As an open-source web resource, other institutions can contribute and use FathomNet instead of traditional, resource-intensive efforts to process and analyze visual data. MBARI has launched a pilot program to use machine learning models trained by FathomNet to annotate videos captured by remotely operated underwater vehicles (ROVs). The use of AI algorithms reduced human effort by 81% and increased the labeling rate tenfold.

Machine learning models trained with FathomNet data also have the potential to revolutionize ocean exploration and monitoring. For example, equipping robotic vehicles with cameras and improved machine learning algorithms may eventually enable automated search and tracking of marine animals and other underwater objects.

“Four years ago we envisioned using machine learning to analyze thousands of hours of ocean video, but at the time this was not possible primarily due to a lack of annotated images. FathomNet will now make that vision a reality, unlocking discoveries and enabling explorers, scientists and the public to use tools to accelerate the pace of ocean discovery,” said Katy Croff Bell, Founder and President of the Ocean Discovery League and co-founder of FathomNet.

As of September 2022, FathomNet contained 84,454 images, representing 175,875 locations from 81 distinct collections for 2,243 concepts, with additional contributions ongoing. FathomNet aims to obtain 1,000 independent observations for over 200,000 animal species in various poses and imaging conditions – possibly over 200 million observations in total. For FathomNet to achieve its goals, significant community engagement – including high quality contributions across a wide range of groups and individuals – and extensive use of the database will be required.

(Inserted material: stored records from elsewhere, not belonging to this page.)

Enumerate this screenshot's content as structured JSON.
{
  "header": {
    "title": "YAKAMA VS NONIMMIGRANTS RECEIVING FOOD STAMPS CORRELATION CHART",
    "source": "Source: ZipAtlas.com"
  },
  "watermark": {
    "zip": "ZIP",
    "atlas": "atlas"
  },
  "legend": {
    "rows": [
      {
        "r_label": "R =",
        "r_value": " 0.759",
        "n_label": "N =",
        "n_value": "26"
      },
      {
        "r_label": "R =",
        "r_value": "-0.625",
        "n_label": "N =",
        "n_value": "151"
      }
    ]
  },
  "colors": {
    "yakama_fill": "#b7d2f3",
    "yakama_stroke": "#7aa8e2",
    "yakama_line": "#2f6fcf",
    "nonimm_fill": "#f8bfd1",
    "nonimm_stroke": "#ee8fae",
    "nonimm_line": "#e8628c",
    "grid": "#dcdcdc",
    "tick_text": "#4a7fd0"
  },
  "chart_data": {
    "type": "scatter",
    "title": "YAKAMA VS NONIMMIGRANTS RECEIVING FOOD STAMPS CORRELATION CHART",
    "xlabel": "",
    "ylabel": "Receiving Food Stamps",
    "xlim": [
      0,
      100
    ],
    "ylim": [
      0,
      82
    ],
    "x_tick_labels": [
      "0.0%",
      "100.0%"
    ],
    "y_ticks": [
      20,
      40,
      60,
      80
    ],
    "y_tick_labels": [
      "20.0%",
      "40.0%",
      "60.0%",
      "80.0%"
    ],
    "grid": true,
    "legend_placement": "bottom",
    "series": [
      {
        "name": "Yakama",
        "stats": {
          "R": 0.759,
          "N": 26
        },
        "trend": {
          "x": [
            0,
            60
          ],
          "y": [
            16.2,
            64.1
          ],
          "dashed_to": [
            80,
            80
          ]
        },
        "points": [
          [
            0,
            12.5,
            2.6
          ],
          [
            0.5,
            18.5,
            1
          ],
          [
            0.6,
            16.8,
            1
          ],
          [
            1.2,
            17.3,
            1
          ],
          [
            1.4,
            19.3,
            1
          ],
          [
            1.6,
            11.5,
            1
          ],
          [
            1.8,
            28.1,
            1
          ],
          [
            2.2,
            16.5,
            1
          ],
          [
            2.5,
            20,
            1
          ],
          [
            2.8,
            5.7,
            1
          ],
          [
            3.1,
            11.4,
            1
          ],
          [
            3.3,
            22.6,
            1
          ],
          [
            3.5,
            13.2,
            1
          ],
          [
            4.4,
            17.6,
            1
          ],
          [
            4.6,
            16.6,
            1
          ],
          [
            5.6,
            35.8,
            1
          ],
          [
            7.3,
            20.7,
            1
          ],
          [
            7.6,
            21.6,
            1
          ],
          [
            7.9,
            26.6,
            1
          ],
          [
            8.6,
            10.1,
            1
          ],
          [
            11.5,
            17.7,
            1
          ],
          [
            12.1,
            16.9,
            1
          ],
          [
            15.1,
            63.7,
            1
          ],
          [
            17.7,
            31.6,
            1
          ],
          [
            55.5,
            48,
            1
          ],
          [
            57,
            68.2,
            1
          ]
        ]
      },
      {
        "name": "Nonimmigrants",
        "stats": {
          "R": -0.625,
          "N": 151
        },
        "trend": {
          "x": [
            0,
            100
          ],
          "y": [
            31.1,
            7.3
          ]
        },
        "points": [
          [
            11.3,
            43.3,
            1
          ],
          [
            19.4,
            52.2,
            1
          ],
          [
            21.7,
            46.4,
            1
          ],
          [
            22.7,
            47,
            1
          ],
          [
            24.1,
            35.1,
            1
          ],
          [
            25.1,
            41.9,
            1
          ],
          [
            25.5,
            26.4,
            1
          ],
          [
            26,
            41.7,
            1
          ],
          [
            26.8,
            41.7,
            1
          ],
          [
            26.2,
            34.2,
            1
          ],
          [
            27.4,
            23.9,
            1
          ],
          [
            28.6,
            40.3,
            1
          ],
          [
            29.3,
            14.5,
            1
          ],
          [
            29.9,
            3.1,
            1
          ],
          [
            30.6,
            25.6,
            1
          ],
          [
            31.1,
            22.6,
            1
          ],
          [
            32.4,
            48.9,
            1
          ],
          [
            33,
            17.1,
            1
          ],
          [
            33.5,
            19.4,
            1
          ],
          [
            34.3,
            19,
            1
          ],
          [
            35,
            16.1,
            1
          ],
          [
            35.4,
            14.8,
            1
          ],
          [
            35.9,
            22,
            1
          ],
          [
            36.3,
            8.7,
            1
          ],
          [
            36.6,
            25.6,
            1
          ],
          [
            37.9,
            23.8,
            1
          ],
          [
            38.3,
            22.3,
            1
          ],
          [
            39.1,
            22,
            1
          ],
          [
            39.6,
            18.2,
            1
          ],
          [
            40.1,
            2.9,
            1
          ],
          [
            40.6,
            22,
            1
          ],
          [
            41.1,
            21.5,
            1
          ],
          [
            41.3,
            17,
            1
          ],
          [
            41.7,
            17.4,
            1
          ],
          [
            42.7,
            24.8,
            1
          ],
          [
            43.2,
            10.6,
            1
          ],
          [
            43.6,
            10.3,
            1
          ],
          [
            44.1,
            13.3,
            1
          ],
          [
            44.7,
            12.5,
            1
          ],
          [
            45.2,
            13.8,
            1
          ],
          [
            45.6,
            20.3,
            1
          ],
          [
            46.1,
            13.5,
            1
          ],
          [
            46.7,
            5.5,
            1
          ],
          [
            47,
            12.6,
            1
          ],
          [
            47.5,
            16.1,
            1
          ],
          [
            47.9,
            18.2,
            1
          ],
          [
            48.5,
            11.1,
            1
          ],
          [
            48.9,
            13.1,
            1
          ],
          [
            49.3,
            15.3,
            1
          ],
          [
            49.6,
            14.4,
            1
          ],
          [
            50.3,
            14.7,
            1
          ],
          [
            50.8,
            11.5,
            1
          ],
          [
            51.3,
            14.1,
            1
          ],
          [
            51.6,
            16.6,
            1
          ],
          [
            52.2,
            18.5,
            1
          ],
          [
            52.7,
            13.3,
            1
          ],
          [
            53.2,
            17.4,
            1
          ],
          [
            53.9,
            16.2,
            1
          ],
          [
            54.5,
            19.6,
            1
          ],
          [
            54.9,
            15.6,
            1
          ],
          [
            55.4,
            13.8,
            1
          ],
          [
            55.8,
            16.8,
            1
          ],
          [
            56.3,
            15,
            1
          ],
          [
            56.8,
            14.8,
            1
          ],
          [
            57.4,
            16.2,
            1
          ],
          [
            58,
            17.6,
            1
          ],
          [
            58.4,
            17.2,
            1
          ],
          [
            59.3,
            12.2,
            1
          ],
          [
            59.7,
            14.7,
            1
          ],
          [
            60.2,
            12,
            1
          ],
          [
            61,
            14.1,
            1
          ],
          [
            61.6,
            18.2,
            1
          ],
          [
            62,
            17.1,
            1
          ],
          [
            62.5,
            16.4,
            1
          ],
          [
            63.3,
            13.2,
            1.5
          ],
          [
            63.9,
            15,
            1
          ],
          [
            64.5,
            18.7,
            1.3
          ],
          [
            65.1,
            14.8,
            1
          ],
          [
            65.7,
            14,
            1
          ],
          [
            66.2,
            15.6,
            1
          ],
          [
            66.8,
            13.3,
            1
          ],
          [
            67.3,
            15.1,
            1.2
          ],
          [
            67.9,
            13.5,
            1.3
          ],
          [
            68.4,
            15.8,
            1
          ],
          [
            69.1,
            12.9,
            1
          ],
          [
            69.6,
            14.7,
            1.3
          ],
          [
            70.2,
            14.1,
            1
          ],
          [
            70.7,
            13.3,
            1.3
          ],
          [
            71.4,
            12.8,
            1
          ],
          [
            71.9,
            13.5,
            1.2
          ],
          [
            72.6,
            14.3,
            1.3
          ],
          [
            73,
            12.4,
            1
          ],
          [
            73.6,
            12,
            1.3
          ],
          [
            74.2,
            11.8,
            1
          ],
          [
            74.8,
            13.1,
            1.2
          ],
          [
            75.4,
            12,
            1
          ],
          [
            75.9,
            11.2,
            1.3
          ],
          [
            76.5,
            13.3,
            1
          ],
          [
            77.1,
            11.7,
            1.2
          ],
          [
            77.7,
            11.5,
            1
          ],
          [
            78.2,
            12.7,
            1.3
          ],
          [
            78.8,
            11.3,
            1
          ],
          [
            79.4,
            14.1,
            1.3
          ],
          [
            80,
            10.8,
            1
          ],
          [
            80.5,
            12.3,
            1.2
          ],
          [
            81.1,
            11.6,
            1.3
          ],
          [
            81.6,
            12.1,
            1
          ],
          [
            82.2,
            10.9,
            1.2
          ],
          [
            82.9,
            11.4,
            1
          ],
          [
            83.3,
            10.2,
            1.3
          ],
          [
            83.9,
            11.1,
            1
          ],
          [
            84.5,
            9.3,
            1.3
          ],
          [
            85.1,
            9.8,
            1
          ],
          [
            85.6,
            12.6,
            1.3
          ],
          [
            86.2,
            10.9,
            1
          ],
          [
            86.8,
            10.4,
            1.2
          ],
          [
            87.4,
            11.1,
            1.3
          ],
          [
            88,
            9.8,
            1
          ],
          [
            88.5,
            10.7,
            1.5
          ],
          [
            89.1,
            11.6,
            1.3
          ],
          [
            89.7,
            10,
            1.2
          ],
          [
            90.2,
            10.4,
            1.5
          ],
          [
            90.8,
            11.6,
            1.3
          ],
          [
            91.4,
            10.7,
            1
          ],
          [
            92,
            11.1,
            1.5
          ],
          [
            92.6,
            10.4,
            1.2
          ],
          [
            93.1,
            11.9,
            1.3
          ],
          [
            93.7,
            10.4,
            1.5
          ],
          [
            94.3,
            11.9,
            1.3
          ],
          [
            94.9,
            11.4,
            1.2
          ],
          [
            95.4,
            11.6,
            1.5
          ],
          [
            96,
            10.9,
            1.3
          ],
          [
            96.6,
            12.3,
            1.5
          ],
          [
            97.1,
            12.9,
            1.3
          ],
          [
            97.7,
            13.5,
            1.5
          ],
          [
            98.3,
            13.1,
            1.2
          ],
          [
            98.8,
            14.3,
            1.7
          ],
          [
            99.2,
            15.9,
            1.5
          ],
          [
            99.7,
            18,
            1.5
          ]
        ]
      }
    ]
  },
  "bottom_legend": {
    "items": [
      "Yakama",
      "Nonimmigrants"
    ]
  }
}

“While FathomNet is an API-based web platform where people can upload tagged data to train new algorithms, we also want it to serve as a community where explorers and ocean enthusiasts from all walks of life can contribute their knowledge and expertise and help solve ocean visual data challenges that are impossible without widespread engagement,” said Katija.


Seed funding for FathomNet was provided by the National Geographic Society (#518018), the National Oceanic and Atmospheric Administration (NA18OAR4170105), and MBARI through the generous support of the David and Lucile Packard Foundation. Additional financial support was provided by the National Geographic Society (NGS-86951T-21) and the National Science Foundation (OTIC #1812535 & Convergence Accelerator #2137977).